Divulgare notizie false, asserire che esistono informative della squadra mobile «sulla gestione dell'informazione da parte di alcuni giornalisti»; indicare persino quale autorità giudiziaria si sta occupando dell'inchiesta («la cosa strana che abbiamo appreso, è che l'indagine è a Catanzaro»), fare tutte queste cose implica la commissione di una serie di gravi reati che tali restano sia se a commetterli è un piccolo giornalista sia se a commetterli è il potente governatore della Calabria, amico di non meno potenti magistrati e di potentissimi ministri di polizia.

Il Presidente dell'Ordine dei Giornalisti, Giuseppe Soluri, deve pretendere e ottenere un'inchiesta giudiziaria che faccia piena luce. De Raho e Lombardo devono promuoverla. In mancanza di ciò ci faremo carico di iniziative legali che finalmente rompano questo odioso circuito di “relazioni pericolose”.

Qui altro che “ossigeno”, all'informazione rischia di mancare ogni residuo spazio di agibilità democratica.
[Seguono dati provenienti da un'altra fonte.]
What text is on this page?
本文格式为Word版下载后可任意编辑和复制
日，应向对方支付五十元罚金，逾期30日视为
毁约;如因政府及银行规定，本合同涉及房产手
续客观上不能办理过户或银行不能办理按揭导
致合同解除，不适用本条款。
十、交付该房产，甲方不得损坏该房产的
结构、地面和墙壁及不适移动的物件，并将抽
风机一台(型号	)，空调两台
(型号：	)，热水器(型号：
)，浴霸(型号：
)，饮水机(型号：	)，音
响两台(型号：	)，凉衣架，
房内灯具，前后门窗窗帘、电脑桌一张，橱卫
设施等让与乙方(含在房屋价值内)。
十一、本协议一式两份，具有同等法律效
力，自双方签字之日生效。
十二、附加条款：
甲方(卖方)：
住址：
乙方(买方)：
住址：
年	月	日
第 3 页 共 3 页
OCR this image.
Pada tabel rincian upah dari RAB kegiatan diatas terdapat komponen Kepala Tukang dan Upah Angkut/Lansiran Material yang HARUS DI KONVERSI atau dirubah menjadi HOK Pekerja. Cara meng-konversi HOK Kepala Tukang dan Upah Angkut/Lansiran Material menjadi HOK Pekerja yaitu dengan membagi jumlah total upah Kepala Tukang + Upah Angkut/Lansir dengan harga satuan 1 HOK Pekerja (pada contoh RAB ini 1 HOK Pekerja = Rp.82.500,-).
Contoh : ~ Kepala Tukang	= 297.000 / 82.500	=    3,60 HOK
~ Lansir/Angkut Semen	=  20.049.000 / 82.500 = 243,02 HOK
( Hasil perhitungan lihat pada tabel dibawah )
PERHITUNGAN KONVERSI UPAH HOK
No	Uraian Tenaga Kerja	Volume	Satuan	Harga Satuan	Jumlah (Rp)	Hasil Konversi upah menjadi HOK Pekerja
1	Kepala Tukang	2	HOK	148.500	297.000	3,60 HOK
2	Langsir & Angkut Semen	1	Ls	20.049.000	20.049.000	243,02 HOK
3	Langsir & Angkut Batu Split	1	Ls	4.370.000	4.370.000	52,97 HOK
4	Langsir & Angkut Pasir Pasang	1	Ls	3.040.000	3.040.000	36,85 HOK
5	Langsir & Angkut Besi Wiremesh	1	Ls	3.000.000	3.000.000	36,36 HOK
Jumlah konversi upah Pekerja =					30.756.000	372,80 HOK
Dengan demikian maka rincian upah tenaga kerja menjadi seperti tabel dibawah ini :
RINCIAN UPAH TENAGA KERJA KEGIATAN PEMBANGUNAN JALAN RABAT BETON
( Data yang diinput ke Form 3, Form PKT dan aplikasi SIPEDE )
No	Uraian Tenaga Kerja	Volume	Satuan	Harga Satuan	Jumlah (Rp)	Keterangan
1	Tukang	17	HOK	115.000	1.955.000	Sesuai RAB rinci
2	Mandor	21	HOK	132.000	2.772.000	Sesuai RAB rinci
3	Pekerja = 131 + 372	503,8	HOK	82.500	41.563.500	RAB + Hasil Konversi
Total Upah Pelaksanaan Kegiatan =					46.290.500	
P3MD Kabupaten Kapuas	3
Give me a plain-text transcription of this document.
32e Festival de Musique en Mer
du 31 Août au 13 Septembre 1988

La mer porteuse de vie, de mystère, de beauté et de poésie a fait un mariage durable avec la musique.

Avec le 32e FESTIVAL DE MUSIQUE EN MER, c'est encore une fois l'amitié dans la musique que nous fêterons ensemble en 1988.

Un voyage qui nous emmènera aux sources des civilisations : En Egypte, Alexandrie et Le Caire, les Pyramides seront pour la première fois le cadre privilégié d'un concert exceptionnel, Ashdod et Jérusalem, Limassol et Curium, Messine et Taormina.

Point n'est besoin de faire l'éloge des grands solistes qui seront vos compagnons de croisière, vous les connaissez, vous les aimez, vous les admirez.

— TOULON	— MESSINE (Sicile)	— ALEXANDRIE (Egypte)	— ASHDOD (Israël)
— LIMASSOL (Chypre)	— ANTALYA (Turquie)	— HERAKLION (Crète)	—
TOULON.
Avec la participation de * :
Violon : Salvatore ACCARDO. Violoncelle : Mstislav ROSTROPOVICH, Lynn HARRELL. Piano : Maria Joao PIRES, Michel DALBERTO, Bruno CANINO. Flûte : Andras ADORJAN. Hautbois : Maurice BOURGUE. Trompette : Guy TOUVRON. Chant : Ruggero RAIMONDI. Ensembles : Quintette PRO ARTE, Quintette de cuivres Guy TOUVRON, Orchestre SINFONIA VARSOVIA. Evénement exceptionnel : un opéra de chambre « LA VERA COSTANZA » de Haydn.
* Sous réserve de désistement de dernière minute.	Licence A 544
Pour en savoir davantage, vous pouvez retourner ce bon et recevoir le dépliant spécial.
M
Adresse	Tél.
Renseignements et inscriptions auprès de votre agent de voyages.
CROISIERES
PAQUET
Qui ci si straccia le vesti per ogni pernacchia anonima rivolta al più insulso cronista mentre poi si chiudono gli occhi su delegittimazioni, calunnie e manipolazioni del segreto istruttorio capaci di mettere, quelle veramente, a serio rischio l'incolumità professionale e fisica di quei pochi cronisti che non intendono abdicare rispetto al dovere di informare i calabresi su quello che avviene nei Palazzi.

Non vorremmo che di questo passo torni ad essere attuale il monito pronunciato da Michele Musolino, antico galantuomo e compianto sindaco di Reggio che, guardando ai dirimpettai palazzi del Governo e della Giustizia, si trovò a dover chiosare: non è il mio il palazzo più sporco della città.”